Malaria remains a global health threat. Over the last 15 years there has been major international investment for malaria control and there have been substantial gains in reducing malaria in many countries, but now there is evidence that these trends are slowing. New approaches are needed to achieve the global goals of malaria control and elimination.

Professor Kevin Marsh, Professor of Tropical Medicine at the Nuffield Department of Medicine in the University of Oxford, will talk about the current exciting areas in malaria research including vaccines, long acting drugs and genetic modification of the mosquito vectors.

Join in on Twitter with #oxmartintalks

About the speaker

Professor Kevin Marsh is the Professor of Tropical Medicine in the Nuffield Department of Medicine at the University of Oxford and Principal Investigator at the KEMRI Wellcome Trust Research Programme on immunity to malaria, where he was Director from its inception until August 2014.

He qualified in medicine at the University of Liverpool and, after undertaking specialist training as a physician, began his research career at the Medical Research Council Unit in the Gambia working on the immunology of malaria. From 1985-89 he was at the Institute of Molecular Medicine in Oxford and in 1989 established with colleagues a series of research projects on the clinical epidemiology and immunology of malaria at Kilifi on the Kenyan coast.

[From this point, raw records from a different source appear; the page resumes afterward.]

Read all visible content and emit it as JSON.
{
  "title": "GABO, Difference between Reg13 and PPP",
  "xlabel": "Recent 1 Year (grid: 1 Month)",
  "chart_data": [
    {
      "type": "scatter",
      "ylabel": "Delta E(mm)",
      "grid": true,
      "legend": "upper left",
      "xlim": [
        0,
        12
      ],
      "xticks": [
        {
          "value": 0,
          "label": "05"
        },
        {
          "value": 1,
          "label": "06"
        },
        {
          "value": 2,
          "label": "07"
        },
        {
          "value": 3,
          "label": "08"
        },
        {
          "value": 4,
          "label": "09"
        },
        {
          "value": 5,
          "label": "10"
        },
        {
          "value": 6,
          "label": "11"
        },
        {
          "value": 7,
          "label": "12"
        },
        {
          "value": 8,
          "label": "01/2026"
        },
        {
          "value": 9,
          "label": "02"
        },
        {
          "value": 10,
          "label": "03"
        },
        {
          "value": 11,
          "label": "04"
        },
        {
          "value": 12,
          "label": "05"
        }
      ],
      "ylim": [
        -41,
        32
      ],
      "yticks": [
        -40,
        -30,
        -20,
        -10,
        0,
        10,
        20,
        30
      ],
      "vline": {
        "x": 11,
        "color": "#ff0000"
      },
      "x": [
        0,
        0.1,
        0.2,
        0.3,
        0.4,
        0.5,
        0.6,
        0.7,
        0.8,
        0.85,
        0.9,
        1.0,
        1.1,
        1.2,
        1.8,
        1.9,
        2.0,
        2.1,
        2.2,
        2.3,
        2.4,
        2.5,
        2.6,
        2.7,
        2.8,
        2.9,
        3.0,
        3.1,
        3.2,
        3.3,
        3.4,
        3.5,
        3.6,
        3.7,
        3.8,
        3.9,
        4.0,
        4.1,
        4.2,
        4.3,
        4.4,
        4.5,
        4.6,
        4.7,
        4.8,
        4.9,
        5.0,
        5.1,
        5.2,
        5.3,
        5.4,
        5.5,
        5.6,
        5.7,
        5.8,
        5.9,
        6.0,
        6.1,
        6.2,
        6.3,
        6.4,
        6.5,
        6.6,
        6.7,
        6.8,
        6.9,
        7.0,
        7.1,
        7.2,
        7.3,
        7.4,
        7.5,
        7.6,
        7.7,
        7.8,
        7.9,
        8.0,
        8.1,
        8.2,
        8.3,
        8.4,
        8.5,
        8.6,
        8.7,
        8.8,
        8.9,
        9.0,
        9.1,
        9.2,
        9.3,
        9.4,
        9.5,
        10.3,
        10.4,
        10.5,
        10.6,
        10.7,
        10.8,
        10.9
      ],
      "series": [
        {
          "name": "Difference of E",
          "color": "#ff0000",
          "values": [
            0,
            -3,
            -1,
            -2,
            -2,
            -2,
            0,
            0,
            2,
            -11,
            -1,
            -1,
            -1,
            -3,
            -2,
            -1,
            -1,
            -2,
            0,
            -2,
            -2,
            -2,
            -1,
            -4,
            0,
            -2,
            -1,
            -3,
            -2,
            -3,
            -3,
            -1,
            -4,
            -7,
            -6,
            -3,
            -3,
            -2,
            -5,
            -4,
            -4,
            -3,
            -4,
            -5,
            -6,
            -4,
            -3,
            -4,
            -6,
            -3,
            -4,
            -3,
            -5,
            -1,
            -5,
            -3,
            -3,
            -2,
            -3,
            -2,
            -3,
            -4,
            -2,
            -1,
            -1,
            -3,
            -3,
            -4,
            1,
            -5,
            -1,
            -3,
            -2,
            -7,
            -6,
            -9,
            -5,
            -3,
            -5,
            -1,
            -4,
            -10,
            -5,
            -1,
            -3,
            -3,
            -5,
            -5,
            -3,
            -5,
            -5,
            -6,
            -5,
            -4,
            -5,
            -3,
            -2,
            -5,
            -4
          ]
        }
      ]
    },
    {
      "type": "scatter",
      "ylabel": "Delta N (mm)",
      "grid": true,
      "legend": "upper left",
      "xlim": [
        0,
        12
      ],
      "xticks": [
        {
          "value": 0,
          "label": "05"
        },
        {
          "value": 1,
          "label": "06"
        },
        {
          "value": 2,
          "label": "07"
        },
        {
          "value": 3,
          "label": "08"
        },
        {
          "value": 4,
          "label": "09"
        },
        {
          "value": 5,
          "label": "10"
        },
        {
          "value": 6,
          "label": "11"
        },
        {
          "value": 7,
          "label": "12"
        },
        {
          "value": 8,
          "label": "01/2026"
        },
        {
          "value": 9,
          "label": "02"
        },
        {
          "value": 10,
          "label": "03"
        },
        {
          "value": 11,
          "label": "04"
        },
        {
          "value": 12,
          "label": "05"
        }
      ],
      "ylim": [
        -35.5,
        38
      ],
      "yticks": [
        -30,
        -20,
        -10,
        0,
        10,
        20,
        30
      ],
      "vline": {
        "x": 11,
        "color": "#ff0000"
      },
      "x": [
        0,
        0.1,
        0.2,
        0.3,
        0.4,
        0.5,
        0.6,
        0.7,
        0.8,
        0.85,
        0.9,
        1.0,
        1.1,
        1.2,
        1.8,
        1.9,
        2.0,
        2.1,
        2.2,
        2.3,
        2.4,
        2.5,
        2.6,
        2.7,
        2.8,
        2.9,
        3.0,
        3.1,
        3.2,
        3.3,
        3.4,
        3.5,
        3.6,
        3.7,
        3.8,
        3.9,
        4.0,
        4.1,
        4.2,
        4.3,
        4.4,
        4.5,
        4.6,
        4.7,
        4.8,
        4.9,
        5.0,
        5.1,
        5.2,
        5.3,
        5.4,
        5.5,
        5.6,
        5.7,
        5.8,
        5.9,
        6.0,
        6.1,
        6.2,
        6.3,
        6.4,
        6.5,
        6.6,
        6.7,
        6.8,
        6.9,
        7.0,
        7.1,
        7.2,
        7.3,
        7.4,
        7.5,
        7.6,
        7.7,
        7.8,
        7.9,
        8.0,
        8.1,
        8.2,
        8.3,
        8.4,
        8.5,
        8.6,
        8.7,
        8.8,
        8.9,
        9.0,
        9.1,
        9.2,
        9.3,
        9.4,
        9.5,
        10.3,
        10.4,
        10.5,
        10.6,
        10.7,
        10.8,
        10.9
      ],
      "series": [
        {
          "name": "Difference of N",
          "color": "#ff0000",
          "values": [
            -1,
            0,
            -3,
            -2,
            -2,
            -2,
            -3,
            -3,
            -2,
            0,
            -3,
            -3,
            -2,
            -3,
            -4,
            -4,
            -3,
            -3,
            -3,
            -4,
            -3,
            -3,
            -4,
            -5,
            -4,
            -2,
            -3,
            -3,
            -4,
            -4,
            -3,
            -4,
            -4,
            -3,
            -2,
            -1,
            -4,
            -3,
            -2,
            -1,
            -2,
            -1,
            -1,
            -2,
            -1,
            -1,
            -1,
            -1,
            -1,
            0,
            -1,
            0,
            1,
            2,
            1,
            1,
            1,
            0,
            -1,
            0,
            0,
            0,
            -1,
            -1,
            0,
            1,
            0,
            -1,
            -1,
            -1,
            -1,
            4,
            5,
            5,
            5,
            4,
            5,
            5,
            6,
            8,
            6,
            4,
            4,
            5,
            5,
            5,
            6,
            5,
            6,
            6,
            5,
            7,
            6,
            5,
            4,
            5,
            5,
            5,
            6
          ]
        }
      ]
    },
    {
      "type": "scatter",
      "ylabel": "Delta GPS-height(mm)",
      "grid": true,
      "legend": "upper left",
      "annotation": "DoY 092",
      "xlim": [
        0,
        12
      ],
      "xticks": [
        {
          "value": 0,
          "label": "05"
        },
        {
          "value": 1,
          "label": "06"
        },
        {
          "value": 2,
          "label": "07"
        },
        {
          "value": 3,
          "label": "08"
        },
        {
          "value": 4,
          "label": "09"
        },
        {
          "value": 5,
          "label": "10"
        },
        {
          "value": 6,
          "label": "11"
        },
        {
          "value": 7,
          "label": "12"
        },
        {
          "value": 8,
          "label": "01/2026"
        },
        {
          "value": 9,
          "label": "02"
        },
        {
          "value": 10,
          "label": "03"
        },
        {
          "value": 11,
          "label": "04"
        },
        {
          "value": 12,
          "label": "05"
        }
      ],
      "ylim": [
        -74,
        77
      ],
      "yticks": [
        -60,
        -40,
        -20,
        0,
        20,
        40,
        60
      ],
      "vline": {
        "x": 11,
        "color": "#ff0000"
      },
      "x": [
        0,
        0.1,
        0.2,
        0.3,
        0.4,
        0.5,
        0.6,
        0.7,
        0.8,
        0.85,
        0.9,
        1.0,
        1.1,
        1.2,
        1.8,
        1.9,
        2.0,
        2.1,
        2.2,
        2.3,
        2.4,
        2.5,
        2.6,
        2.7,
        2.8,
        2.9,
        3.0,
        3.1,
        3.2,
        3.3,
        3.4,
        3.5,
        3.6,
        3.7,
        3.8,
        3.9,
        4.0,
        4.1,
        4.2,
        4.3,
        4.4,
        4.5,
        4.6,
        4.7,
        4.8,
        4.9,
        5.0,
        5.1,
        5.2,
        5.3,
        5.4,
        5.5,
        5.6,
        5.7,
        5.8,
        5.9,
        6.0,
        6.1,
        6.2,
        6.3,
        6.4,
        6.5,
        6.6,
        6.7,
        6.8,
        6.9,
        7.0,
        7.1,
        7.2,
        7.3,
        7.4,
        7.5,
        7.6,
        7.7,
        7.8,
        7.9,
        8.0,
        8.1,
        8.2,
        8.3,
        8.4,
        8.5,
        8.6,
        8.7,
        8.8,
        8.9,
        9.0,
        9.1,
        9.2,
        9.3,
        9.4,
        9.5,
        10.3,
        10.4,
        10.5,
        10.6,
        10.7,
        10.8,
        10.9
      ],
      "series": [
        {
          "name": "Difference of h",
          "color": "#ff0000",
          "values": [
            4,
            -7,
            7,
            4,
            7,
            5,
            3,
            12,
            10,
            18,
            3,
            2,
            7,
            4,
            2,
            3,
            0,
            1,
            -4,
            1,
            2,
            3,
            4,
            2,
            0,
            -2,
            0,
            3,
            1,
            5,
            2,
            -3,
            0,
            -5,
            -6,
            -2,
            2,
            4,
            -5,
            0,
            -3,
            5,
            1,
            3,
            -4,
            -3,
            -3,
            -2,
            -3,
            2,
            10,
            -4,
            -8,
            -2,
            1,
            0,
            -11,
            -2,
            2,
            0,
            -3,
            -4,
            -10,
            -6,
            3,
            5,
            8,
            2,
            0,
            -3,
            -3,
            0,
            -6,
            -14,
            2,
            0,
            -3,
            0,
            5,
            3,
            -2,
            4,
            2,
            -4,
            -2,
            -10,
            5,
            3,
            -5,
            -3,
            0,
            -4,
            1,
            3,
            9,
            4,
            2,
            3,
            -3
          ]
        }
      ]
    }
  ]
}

These have subsequently developed into the current programme at KEMRI. The programme's research is multidisciplinary and ranges from community based epidemiology, through bedside clinical research and basic sciences to social science, health systems and policy research applied to all major causes of morbidity in east Africa.

He is chair of the WHO Malaria Policy Advisory Committee recently established to advise the Director General of the WHO on malaria. Professor Marsh has a particular interest in developing and strengthening research capacity and scientific leadership in Africa. He is a member of a number of international advisory committees relating to malaria and to global health research. Kevin Marsh has a broad interest in clinical, epidemiological and immunological aspects of malaria. His specialist interest is in how people acquire immunity to malaria and the team he established in Kilifi have made major contributions to this field. He is currently leading the development of a programme of experimental malaria challenge to support vaccine development and testing in Nairobi.